Shopping at the Mall Can Be a Lot Tougher Than the Corner Store
Class has a big impact on a family's economic, human, social and cultural capital which are instrumental in school selection and therefore school selection. It is not enough to give parents choice, when not all families have the same resources to inform their choices. Thomas Stewart and Patrick Wolf liken the skills needed in the setting of school choice to shopping at a mall instead of a convenience store. There are a lot more options, but it takes a lot of information to best take advantage of them: "Our central argument is a play on the biblical adage that from those to whom much is given, much is expected. In the field of parental school choice, to those from whom much is expected, much needs to be given."

There's a Delicate Balance Between Choice and Structure
In Building a Democratic School we were asked to design a sample student schedule. This was a good way to think about our priorities for teachers and students, and how to establish a schedule that supports those priorities. A lot of us talked about the desire to give students as much freedom and choice in their learning as possible. But a conversation with students from Boston Arts Academy also brought up students' need for a certain level of structure that in fact enables freedom at the same time.

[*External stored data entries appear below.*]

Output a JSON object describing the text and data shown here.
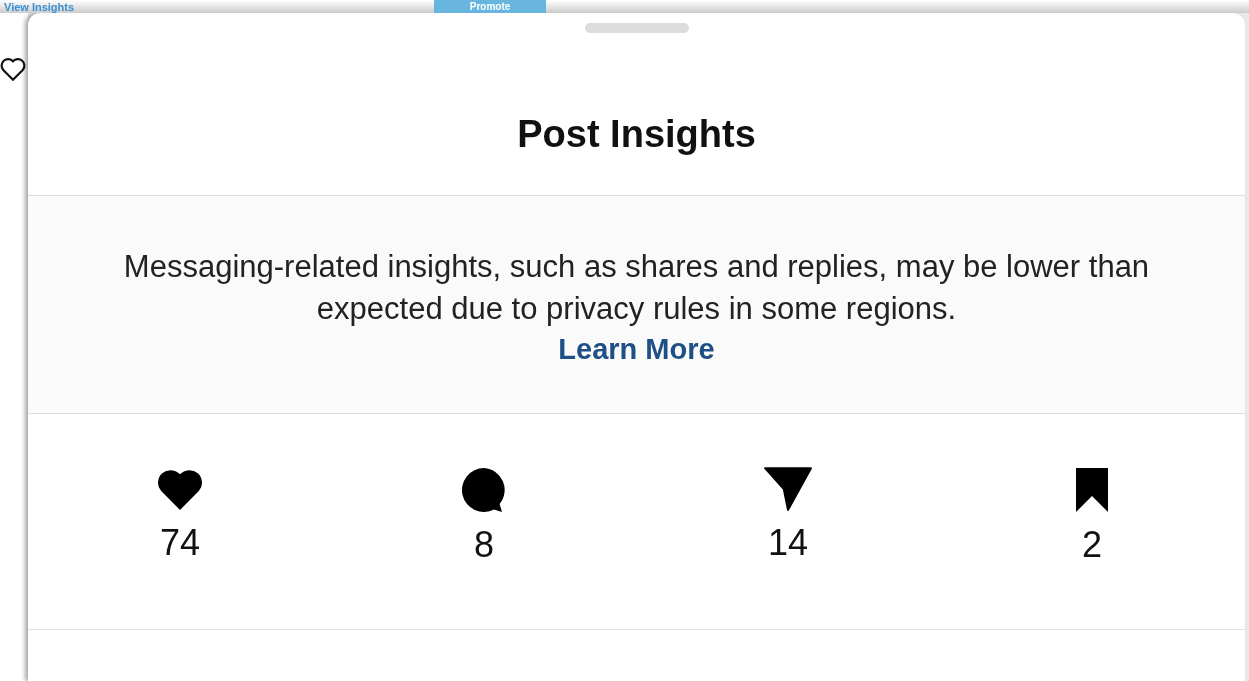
{
  "background": {
    "link": "View Insights",
    "button": "Promote"
  },
  "sheet": {
    "title": "Post Insights",
    "notice": {
      "text": "Messaging-related insights, such as shares and replies, may be lower than expected due to privacy rules in some regions.",
      "link": "Learn More"
    },
    "stats": [
      {
        "kind": "likes",
        "value": "74"
      },
      {
        "kind": "comments",
        "value": "8"
      },
      {
        "kind": "shares",
        "value": "14"
      },
      {
        "kind": "saves",
        "value": "2"
      }
    ]
  }
}
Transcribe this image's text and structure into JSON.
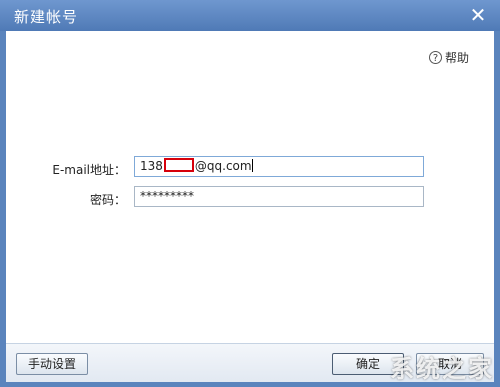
{
  "dialog": {
    "title": "新建帐号",
    "close_glyph": "✕",
    "help_label": "帮助",
    "help_glyph": "?"
  },
  "form": {
    "email_label": "E-mail地址：",
    "email_prefix": "138",
    "email_suffix": "@qq.com",
    "password_label": "密码：",
    "password_value": "*********"
  },
  "buttons": {
    "manual_settings": "手动设置",
    "ok": "确定",
    "cancel": "取消"
  },
  "watermark": "系统之家",
  "colors": {
    "titlebar": "#5a84bd",
    "redaction": "#d6000b"
  }
}
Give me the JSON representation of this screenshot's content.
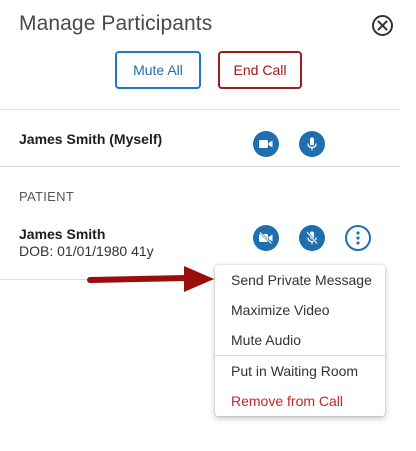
{
  "header": {
    "title": "Manage Participants",
    "close_icon": "close-circle-icon"
  },
  "actions": {
    "mute_all_label": "Mute All",
    "end_call_label": "End Call"
  },
  "self": {
    "name": "James Smith (Myself)",
    "video_icon": "video-camera-icon",
    "audio_icon": "microphone-icon"
  },
  "patient_section": {
    "label": "PATIENT",
    "name": "James Smith",
    "dob": "DOB: 01/01/1980 41y",
    "video_icon": "video-camera-off-icon",
    "audio_icon": "microphone-off-icon",
    "more_icon": "more-vertical-icon"
  },
  "context_menu": {
    "items": [
      {
        "label": "Send Private Message"
      },
      {
        "label": "Maximize Video"
      },
      {
        "label": "Mute Audio"
      },
      {
        "label": "Put in Waiting Room"
      },
      {
        "label": "Remove from Call"
      }
    ]
  },
  "colors": {
    "primary": "#1f6fb0",
    "danger": "#a01818",
    "annotation_arrow": "#9b0d0d"
  }
}
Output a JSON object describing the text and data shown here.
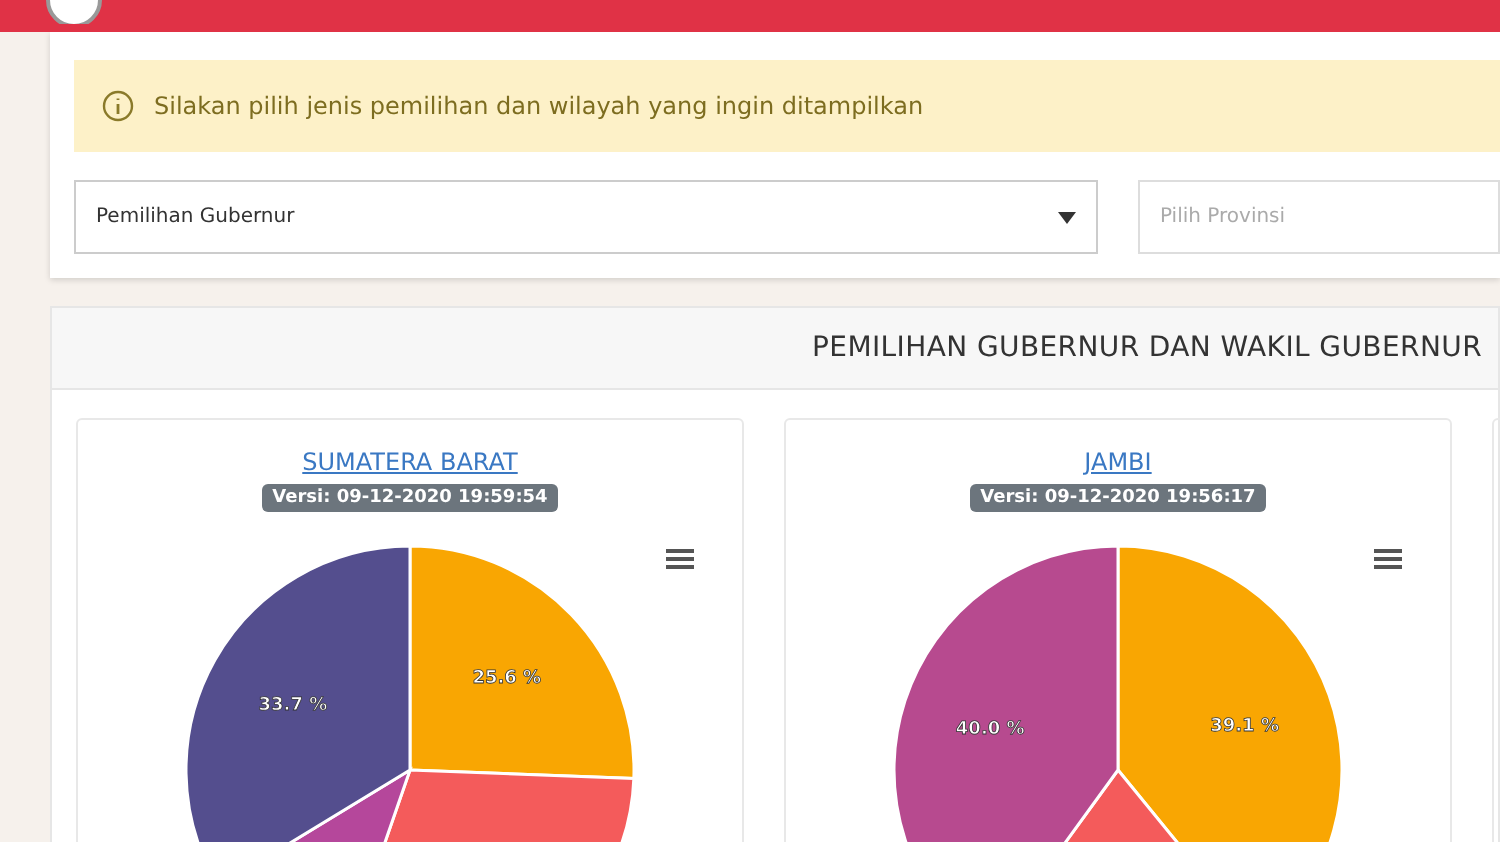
{
  "alert": {
    "text": "Silakan pilih jenis pemilihan dan wilayah yang ingin ditampilkan"
  },
  "filters": [
    {
      "kind": "select",
      "value": "Pemilihan Gubernur"
    },
    {
      "kind": "input",
      "placeholder": "Pilih Provinsi"
    }
  ],
  "panel": {
    "title": "PEMILIHAN GUBERNUR DAN WAKIL GUBERNUR",
    "cards": [
      {
        "region": "SUMATERA BARAT",
        "version": "Versi: 09-12-2020 19:59:54",
        "chart_data": {
          "type": "pie",
          "values": [
            25.6,
            29.7,
            11.0,
            33.7
          ],
          "colors": [
            "#f9a602",
            "#f45b5b",
            "#b5479b",
            "#544e8e"
          ],
          "value_labels": [
            "25.6 %",
            null,
            null,
            "33.7 %"
          ]
        }
      },
      {
        "region": "JAMBI",
        "version": "Versi: 09-12-2020 19:56:17",
        "chart_data": {
          "type": "pie",
          "values": [
            39.1,
            20.9,
            40.0
          ],
          "colors": [
            "#f9a602",
            "#f45b5b",
            "#b74a8f"
          ],
          "value_labels": [
            "39.1 %",
            null,
            "40.0 %"
          ]
        }
      }
    ]
  }
}
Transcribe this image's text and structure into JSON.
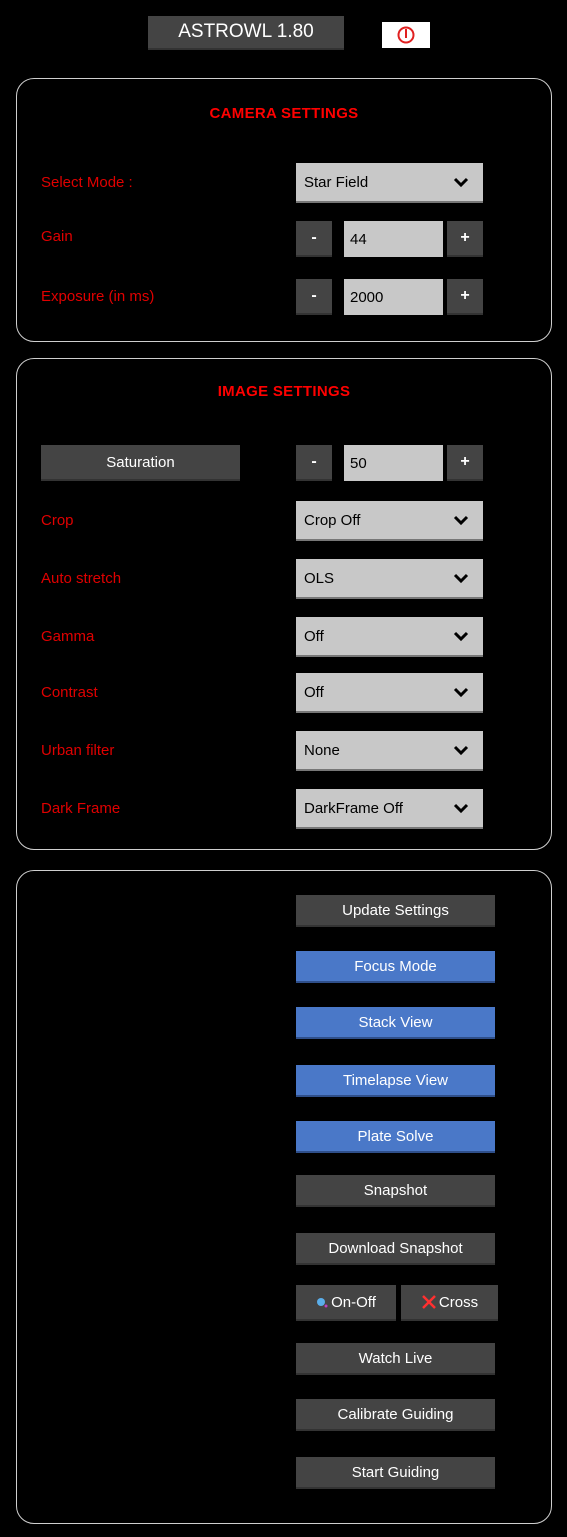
{
  "header": {
    "title": "ASTROWL 1.80",
    "power_icon": "power-icon",
    "power_color": "#e02020"
  },
  "camera": {
    "title": "CAMERA SETTINGS",
    "mode_label": "Select Mode :",
    "mode_value": "Star Field",
    "gain_label": "Gain",
    "gain_value": "44",
    "exposure_label": "Exposure (in ms)",
    "exposure_value": "2000",
    "minus": "-",
    "plus": "+"
  },
  "image": {
    "title": "IMAGE SETTINGS",
    "saturation_label": "Saturation",
    "saturation_value": "50",
    "crop_label": "Crop",
    "crop_value": "Crop Off",
    "autostretch_label": "Auto stretch",
    "autostretch_value": "OLS",
    "gamma_label": "Gamma",
    "gamma_value": "Off",
    "contrast_label": "Contrast",
    "contrast_value": "Off",
    "urban_label": "Urban filter",
    "urban_value": "None",
    "dark_label": "Dark Frame",
    "dark_value": "DarkFrame Off"
  },
  "actions": {
    "update": "Update Settings",
    "focus": "Focus Mode",
    "stack": "Stack View",
    "timelapse": "Timelapse View",
    "plate": "Plate Solve",
    "snapshot": "Snapshot",
    "download": "Download Snapshot",
    "onoff": "On-Off",
    "cross": "Cross",
    "watch": "Watch Live",
    "calibrate": "Calibrate Guiding",
    "guiding": "Start Guiding"
  },
  "colors": {
    "accent_red": "#e00000",
    "button_gray": "#444444",
    "button_blue": "#4a78c8",
    "field_gray": "#c8c8c8"
  }
}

It's Time to Think About Disability in Terms of Variability
Advances in neuroscience are changing our understanding of the way different students learn. This has exciting implications for students we previously thought were out of reach for conventional classrooms, like students with autism. We still have a long ways to go toward understanding these differences and how to capitalize them for learning, but for now it's a step towards shifting our ideas of these students from disabled to differently abled.